The shares of the listed company rose to more than $3 after the merger was approved by shareholders of both groups in January but has since eased off to around $2.79 on Wednesday.
The merged company will have the largest retail network of franchised pharmacies – 880 stores with a core suite of franchise brands – Chemist Warehouse (which currently has 630-plus stores), My Chemist, Amcal and Discount Drug.
The deal has been given extensive publicity in the financial media but there has been a cautious view among some analysts who see it already fully priced.
One retail broker contacted by The Australian on Wednesday said few of his clients had asked about it and argued that its dividend yield would need to pick up to get retail investors’ interest.
Macquarie analysts say they expect it to trade at a premium “given quality and growth characteristics” but add that their “bullish earnings forecasts still suggest a downside to the current share price … We expect price discovery post-implementation.”
That is, it could be a rocky road ahead as the 37 per cent of Chemist Warehouse-held shares of the new group which are not escrowed are free to be sold.
The shareholdings of the Gance brothers and Verrocchi are subject to a two-stage escrow period – 10 per cent of which (5 per cent of the new company) can be sold after August this year or after the release of the 2025 financial year results, while the rest (about 44 per cent of total shares in the new company) can be sold in August next year or after the release of the 2026 annual results.
Potential investors will be watching closely to see how quickly the company can be included in the ASX50 index. This will depend on it meeting the requirement for sufficient free float. Macquarie estimates this won’t take too long.
Once that is done, it will attract a new class of shareholder in the form of index funds.
Gance can be expected to talk on Thursday about how he and his brother set up their first store in 1972, part of the Amcal chain. They hired newly minted graduate Mario Verrocchi in 1980.
In 2000 Jack Gance and Verrocchi went out on their own, to found the Chemist Warehouse group (initially Chemistop) with a new store in Footscray in Melbourne. They launched the Chemist Warehouse brand in 2003 with an aggressive franchise-driven growth strategy taking store numbers to 100 by 2008.
The company was an early mover in the China market, establishing a partnership with Alibaba’s TMall Global in 2015 – a move driven by an entrepreneurial Chinese Chemist Warehouse pharmacy operator, Nancy Jian, who could see the interest in its products by Chinese customers including Australian-based local Chinese shoppers or daigou.
Its products have regularly done well with Chinese customers in the annual November 11 Singles Day sales.
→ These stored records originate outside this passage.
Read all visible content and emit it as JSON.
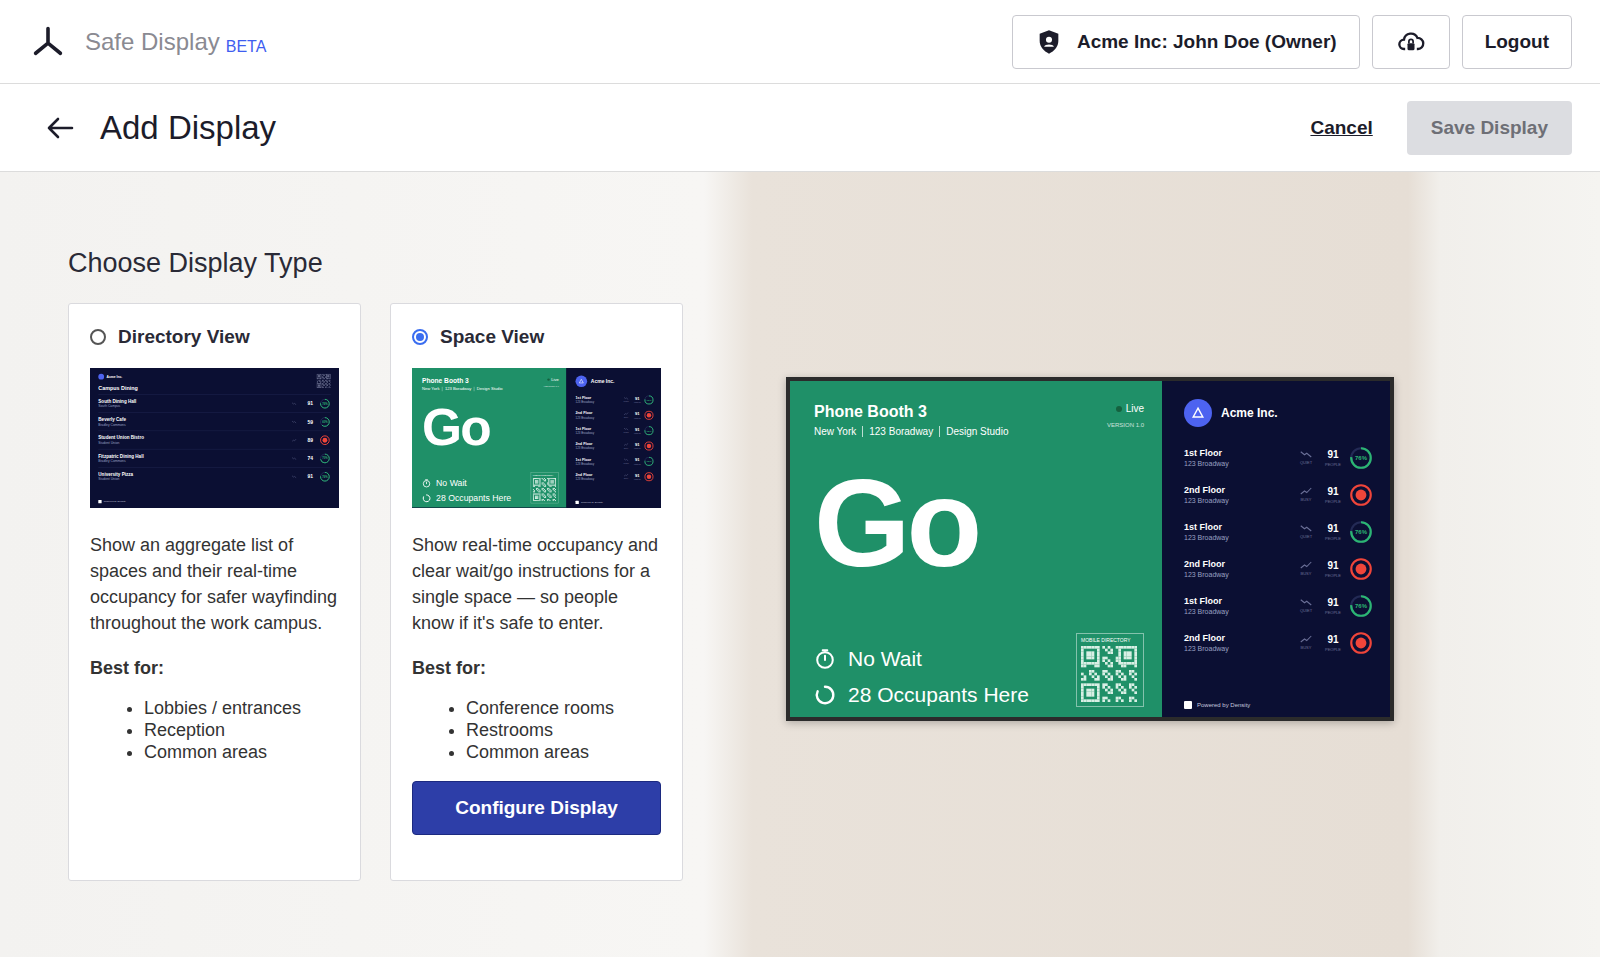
{
  "app": {
    "name": "Safe Display",
    "badge": "BETA"
  },
  "account": {
    "label": "Acme Inc: John Doe (Owner)"
  },
  "logout": "Logout",
  "page": {
    "title": "Add Display",
    "cancel": "Cancel",
    "save": {
      "label": "Save Display",
      "disabled": true
    }
  },
  "section_title": "Choose Display Type",
  "display_types": [
    {
      "kind": "directory",
      "label": "Directory View",
      "selected": false,
      "description": "Show an aggregate list of spaces and their real-time occupancy for safer wayfinding throughout the work campus.",
      "best_for_label": "Best for:",
      "best_for": [
        "Lobbies / entrances",
        "Reception",
        "Common areas"
      ]
    },
    {
      "kind": "space",
      "label": "Space View",
      "selected": true,
      "description": "Show real-time occupancy and clear wait/go instructions for a single space — so people know if it's safe to enter.",
      "best_for_label": "Best for:",
      "best_for": [
        "Conference rooms",
        "Restrooms",
        "Common areas"
      ],
      "action": "Configure Display"
    }
  ],
  "directory_preview": {
    "org": "Acme Inc.",
    "title": "Campus Dining",
    "footer": "Powered by Density",
    "rows": [
      {
        "name": "South Dining Hall",
        "sub": "South Campus",
        "count": "91",
        "trend": "down",
        "kind": "percent",
        "level": 0.76,
        "reading": "76%",
        "color": "#2bb673"
      },
      {
        "name": "Beverly Cafe",
        "sub": "Bradley Commons",
        "count": "59",
        "trend": "down",
        "kind": "percent",
        "level": 0.6,
        "reading": "60%",
        "color": "#2bb673"
      },
      {
        "name": "Student Union Bistro",
        "sub": "Student Union",
        "count": "89",
        "trend": "up",
        "kind": "alert",
        "level": 1,
        "reading": "",
        "color": "#f0453a"
      },
      {
        "name": "Fitzpatric Dining Hall",
        "sub": "Bradley Commons",
        "count": "74",
        "trend": "down",
        "kind": "percent",
        "level": 0.7,
        "reading": "70%",
        "color": "#2bb673"
      },
      {
        "name": "University Pizza",
        "sub": "Student Union",
        "count": "91",
        "trend": "down",
        "kind": "percent",
        "level": 0.76,
        "reading": "76%",
        "color": "#2bb673"
      }
    ]
  },
  "space_preview": {
    "name": "Phone Booth 3",
    "location": [
      "New York",
      "123 Boradway",
      "Design Studio"
    ],
    "status": "Live",
    "version": "VERSION 1.0",
    "verdict": "Go",
    "wait": "No Wait",
    "occupants": "28 Occupants Here",
    "qr_label": "MOBILE DIRECTORY",
    "org": "Acme Inc.",
    "footer": "Powered by Density",
    "floors": [
      {
        "name": "1st Floor",
        "address": "123 Broadway",
        "count": "91",
        "trend": "down",
        "trend_label": "QUIET",
        "unit": "PEOPLE",
        "kind": "percent",
        "level": 0.76,
        "reading": "76%",
        "color": "#2bb673"
      },
      {
        "name": "2nd Floor",
        "address": "123 Broadway",
        "count": "91",
        "trend": "up",
        "trend_label": "BUSY",
        "unit": "PEOPLE",
        "kind": "alert",
        "level": 1,
        "reading": "",
        "color": "#f0453a"
      },
      {
        "name": "1st Floor",
        "address": "123 Broadway",
        "count": "91",
        "trend": "down",
        "trend_label": "QUIET",
        "unit": "PEOPLE",
        "kind": "percent",
        "level": 0.76,
        "reading": "76%",
        "color": "#2bb673"
      },
      {
        "name": "2nd Floor",
        "address": "123 Broadway",
        "count": "91",
        "trend": "up",
        "trend_label": "BUSY",
        "unit": "PEOPLE",
        "kind": "alert",
        "level": 1,
        "reading": "",
        "color": "#f0453a"
      },
      {
        "name": "1st Floor",
        "address": "123 Broadway",
        "count": "91",
        "trend": "down",
        "trend_label": "QUIET",
        "unit": "PEOPLE",
        "kind": "percent",
        "level": 0.76,
        "reading": "76%",
        "color": "#2bb673"
      },
      {
        "name": "2nd Floor",
        "address": "123 Broadway",
        "count": "91",
        "trend": "up",
        "trend_label": "BUSY",
        "unit": "PEOPLE",
        "kind": "alert",
        "level": 1,
        "reading": "",
        "color": "#f0453a"
      }
    ]
  }
}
The move drove Gance (who was originally unenthusiastic about eCommerce) to step up the company’s focus on selling online, establishing a dedicated online fulfilment centre in the same year and encouraging it to expand its logistics and distribution centre network.
It moved into New Zealand, where it now has 50 stores, in 2017, and into Dubai in 2024.
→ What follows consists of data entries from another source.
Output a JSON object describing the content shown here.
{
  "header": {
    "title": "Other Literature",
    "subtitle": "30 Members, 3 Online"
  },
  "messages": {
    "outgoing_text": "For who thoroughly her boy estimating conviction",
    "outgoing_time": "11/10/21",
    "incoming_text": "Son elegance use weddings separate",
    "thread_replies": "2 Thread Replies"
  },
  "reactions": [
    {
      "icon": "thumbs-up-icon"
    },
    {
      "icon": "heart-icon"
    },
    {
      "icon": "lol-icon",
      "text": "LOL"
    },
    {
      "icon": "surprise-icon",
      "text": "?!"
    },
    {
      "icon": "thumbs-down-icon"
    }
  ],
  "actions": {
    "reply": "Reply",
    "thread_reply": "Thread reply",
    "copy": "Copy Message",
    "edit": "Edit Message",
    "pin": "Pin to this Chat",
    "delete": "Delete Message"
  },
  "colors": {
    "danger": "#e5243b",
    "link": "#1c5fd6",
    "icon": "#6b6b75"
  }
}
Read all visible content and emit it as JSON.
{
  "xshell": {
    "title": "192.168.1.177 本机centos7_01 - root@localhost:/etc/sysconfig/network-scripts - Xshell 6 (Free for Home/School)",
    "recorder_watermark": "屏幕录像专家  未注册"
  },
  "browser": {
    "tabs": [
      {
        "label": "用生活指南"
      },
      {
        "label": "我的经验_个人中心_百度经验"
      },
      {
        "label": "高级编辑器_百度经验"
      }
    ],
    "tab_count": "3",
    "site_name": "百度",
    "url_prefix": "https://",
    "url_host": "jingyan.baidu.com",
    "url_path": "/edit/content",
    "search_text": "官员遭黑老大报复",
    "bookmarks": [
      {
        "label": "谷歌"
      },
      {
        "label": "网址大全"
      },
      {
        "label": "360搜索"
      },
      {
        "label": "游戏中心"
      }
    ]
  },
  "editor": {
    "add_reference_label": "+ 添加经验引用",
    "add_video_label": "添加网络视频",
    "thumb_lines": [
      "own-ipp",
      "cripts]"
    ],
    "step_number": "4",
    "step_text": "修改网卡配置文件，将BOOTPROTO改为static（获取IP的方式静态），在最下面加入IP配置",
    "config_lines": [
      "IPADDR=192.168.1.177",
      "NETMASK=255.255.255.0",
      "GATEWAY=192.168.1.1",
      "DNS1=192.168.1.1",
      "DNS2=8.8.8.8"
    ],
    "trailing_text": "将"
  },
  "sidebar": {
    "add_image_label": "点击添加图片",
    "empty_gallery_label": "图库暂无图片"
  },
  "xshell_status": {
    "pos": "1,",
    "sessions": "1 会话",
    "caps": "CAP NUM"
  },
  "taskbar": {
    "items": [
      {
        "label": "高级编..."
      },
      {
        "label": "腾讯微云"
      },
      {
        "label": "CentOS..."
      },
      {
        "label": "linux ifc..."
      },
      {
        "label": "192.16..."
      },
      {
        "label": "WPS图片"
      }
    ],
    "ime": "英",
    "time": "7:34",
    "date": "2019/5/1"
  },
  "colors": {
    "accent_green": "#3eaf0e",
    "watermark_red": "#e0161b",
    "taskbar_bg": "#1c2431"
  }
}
While the company has signalled plans to continue its store rollout in Australia and offshore, the next few years will also see a heavy attention to cost control.
Company chair Michael Sammells told investors in the prospectus that the merged group can deliver $60m a year in synergies by the fourth year “through the rationalisation of duplicate costs and supply chain optimisation” across the combined business.
Verrocchi will continue to run Chemist Warehouse, reporting to current Sigma chief executive Vikesh Ramsunder who will run the combined listed group.
As a big new player on the ASX at a time when there have not been many big names coming to the Australian market, the fortunes of the combined group will be closely watched.
Jack Gance has a good story to tell about the massive growth of his empire, and his 50-year career in retail pharmacy.
But shareholders and potential investors will be looking to the future when deciding on where to put their money.